鹿島鍋島藩最後の藩主第13代「鍋島直彬公」は名君の誉れ高く、鋭意藩政の改善、そして振興を図りました。文武の奨励と共に農業・商工業など、産業の発展にも意を用い、藩民もその意図を汲み、刻苦勉励、それぞれの生業にいそしむなど、藩財政も豊かになり立派な治世が続きました。

一方で直彬公は、藩民の勉励苦労に報い、楽しみを共にするため、文久2年(1862年)「衆楽亭」と「衆楽園」を造り、桜を植えて観桜の宴を開きました。そして、自らも漢詩を作り「楽しいかな 衆楽亭上の宴、同じく是衆楽亭下の人・・・百花香を競う東園の裏、乱柳翠を交ゆ西沼のほとり・・・至意衆楽・赤極まれり・明年衆楽を待つ」と歌いました。

観桜会は、明治4年(1871年)の廃藩置県後も続き、桜の下、春の一日を歓喜し乱舞して衆楽に酔うのが恒例となりました。さらに明治16年と明治20年に千数百株を増植。全国屈指の桜の名所となり、大手門より赤門までの散策道は、いわゆる「桜のトンネル雲の道」ともてはやされました。
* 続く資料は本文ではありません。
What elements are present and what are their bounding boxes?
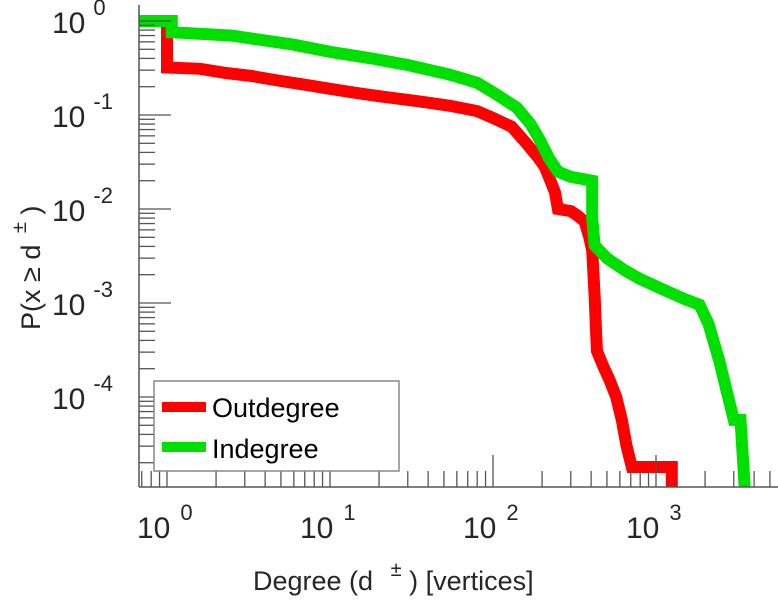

しかし、「第二次世界大戦」の混乱と相成り、老化や暴風雨などの影響で、桜の樹勢が衰える状態が続きました。これをなんとかしようと、鹿島青年会議所の若者が「元の美しさを取り戻す運動」を提唱。鹿島市そして市民が呼応し、昭和60年(1985年)に「鹿島市桜樹保存会」が結成されました。
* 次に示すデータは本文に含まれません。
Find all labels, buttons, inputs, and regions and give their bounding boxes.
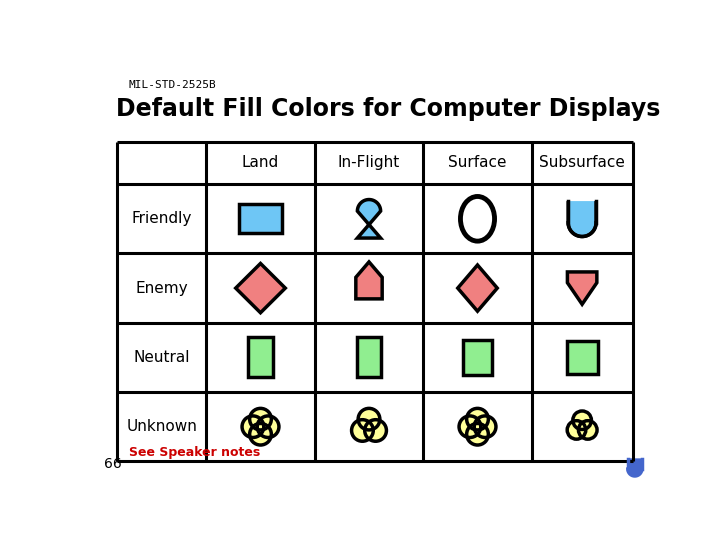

そして、毎年2月には、旭ヶ岡公園で、結婚祝・還暦・喜寿などの寄付者が集い「植樹祭」を催しています。

多くの市民の皆様の寄付により昔の「花のトンネル」の華やかさが戻りつつあります。これからも皆様には今後も末永くご協力の上、暖かく見守っていただきたいと思います。